Dalam Drama, Korban Lebih Menarik
Mengapa orang cenderung suka bermental korban daripada melakukan introspeksi diri? Satu penjelasan satir adalah karena berperan sebagai korban terlihat lebih menarik dan memikat. Seperti dalam drama panggung, peran korban menarik simpati dan perhatian dari orang lain. Mungkin seseorang merasa lebih berarti ketika mereka merasa seperti korban yang tidak berdaya. Ini memberi mereka kesempatan untuk mengeluh, menyalahkan orang lain, dan mendapatkan perhatian dan empati dari lingkungan sekitar. Dalam beberapa kasus, berperan sebagai korban juga bisa menjadi alasan bagi seseorang untuk menghindari tanggung jawab dan mengabaikan keterampilan introspeksi diri. Drama korban terlihat lebih menarik dan mengasyikkan daripada melakukan refleksi pribadi yang mungkin memerlukan usaha dan perubahan yang sulit dilakukan.

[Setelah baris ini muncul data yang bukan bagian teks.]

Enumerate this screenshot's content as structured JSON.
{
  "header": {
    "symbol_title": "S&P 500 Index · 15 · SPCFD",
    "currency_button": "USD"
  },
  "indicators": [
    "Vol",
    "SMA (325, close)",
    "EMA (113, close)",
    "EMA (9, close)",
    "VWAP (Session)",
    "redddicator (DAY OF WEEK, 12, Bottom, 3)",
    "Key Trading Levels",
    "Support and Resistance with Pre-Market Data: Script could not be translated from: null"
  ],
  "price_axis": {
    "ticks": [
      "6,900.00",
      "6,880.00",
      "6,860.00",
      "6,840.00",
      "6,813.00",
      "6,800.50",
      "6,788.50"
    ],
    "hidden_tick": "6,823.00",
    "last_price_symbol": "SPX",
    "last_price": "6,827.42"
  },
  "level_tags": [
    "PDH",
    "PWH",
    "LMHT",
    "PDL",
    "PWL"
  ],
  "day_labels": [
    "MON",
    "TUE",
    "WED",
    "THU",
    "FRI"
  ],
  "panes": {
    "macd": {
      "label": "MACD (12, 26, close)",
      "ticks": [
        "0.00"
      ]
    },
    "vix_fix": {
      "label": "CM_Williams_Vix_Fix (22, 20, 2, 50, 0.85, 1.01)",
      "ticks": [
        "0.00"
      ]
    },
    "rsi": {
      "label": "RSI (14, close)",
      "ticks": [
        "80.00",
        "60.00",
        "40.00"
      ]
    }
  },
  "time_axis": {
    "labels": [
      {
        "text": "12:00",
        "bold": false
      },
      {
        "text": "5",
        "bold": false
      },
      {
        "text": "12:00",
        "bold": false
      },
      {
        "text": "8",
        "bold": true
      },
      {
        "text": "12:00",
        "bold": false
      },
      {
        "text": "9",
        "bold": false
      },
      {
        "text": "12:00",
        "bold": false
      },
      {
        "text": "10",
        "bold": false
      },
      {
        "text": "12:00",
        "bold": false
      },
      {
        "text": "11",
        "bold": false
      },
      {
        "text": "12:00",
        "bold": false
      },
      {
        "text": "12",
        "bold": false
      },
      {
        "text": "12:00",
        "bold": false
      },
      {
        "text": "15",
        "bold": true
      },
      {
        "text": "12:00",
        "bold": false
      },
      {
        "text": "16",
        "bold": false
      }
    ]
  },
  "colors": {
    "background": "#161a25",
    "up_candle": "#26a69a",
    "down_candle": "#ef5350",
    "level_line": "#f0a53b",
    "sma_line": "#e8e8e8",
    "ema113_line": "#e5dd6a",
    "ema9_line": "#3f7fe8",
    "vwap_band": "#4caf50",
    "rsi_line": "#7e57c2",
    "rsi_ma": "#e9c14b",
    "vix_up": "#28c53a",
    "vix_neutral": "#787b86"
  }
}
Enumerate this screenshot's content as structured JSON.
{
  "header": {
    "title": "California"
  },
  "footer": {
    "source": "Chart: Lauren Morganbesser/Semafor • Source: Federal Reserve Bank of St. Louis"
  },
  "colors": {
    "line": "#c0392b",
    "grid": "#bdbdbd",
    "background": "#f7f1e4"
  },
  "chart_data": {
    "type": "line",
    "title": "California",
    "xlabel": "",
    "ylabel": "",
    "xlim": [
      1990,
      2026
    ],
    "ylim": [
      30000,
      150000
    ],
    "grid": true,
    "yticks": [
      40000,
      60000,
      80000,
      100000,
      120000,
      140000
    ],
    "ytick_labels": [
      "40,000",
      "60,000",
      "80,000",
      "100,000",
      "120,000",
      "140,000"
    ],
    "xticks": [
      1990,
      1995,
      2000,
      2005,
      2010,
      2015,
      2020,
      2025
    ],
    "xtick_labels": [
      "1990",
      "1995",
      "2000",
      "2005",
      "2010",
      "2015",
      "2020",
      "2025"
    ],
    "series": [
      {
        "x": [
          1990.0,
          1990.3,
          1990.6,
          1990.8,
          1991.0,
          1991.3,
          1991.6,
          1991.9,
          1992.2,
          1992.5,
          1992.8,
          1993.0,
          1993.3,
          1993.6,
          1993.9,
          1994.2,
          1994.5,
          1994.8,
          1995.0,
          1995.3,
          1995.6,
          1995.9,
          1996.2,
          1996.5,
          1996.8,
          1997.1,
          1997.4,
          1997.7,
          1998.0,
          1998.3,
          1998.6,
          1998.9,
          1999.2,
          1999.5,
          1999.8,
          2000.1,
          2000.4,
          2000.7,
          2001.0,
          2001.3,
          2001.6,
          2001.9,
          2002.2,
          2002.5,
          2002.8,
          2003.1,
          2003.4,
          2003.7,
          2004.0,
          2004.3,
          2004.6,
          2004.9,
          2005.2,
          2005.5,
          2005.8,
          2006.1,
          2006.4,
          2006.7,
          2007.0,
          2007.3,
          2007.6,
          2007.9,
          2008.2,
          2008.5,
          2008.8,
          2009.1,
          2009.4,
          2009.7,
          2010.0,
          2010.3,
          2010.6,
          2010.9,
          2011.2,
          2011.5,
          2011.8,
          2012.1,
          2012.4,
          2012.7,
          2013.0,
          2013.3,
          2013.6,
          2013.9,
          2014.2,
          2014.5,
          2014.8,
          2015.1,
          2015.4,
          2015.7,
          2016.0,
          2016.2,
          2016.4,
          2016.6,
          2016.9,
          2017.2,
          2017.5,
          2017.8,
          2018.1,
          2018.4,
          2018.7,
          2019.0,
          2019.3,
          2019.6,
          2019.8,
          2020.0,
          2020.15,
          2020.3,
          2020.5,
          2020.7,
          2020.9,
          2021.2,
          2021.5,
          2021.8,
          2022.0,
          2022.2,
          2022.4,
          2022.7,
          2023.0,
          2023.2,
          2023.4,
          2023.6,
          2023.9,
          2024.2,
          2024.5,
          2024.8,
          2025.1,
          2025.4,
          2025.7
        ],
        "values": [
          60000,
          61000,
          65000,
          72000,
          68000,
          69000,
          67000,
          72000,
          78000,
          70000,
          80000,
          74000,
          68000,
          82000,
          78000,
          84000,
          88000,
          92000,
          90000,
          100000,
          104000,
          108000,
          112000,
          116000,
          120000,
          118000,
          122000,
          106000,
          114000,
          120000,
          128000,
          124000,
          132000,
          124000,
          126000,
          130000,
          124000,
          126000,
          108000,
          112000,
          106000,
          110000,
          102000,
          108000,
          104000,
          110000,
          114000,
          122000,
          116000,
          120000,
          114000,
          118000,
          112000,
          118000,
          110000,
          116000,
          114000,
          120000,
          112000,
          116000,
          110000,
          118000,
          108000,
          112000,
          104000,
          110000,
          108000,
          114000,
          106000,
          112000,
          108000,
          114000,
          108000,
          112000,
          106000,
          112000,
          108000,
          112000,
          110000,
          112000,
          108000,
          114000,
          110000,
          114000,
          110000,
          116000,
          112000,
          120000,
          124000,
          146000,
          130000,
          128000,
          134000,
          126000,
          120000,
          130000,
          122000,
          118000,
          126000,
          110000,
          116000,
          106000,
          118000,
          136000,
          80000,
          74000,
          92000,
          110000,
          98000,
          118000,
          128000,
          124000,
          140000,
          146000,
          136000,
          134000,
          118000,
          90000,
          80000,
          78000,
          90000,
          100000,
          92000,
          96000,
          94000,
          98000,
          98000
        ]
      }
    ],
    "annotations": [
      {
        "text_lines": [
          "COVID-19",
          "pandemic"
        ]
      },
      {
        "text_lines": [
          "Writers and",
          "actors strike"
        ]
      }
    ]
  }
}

Kemakmuran Bermental Korban
Seringkali, bermental korban memberikan kenyamanan dan kemudahan yang menggoda. Dalam posisi korban, seseorang dapat menyalahkan keadaan atau orang lain atas kegagalan atau ketidakberuntungannya sendiri. Ini memberi mereka alasan untuk tidak perlu melibatkan diri dalam proses introspeksi yang membutuhkan kesadaran dan kemauan untuk berubah. Dalam kasus ini, bermental korban memberikan alasan dan pembenaran bagi seseorang untuk tetap berada dalam zona nyaman dan tidak perlu melibatkan diri dalam refleksi pribadi yang mungkin menghadirkan ketidaknyamanan dan tantangan. Ketika kita melihat fenomena mengapa orang mudah melupakan orang lain dan mengapa mereka cenderung suka bermental korban, kita dapat melihat adanya korelasi dengan pepatah "Semut di ujung pulau nampak, sementara gading retak di depan mata tak terlihat". Kita seringkali terpaku pada masalah jauh dan mencolok, sementara kita mengabaikan masalah yang ada di depan mata kita. Selain itu, bermental korban memberikan kesenangan dan kenyamanan yang menggoda, membebaskan kita dari tanggung jawab dan introspeksi diri yang mungkin membutuhkan perubahan yang sulit dilakukan.
Jadi, berhenti bermain sebagai korban dalam drama kehidupan kita. Mengapa membuang-buang waktu dan energi untuk mengeluh dan menyalahkan orang lain? Sebaliknya, mari kita berani menghadapi cermin diri sendiri dengan keberanian dan kejujuran. Introspeksi adalah kunci untuk mengubah diri kita dan mencapai pertumbuhan pribadi yang lebih baik. Jadilah penonton yang aktif dalam kehidupanmu, dan bukan korban yang pasif. Ingatlah, hanya dengan mengambil kendali atas diri kita sendiri dan berintrospeksi dengan tulus, kita dapat mencapai kebahagiaan dan keberhasilan yang kita impikan. Walau manusia cenderung lebih mudah mengingat kesalahan, bukan berarti bahwa kesalahan harus menjadi fokus ekslusif dalam pikiran kita. Penting untuk menjaga keseimbangan dengan mengakui dan menghargai berbagai hal positif, serta memperbaiki diri dengan belajar dari kesalahan. Oke, see you later!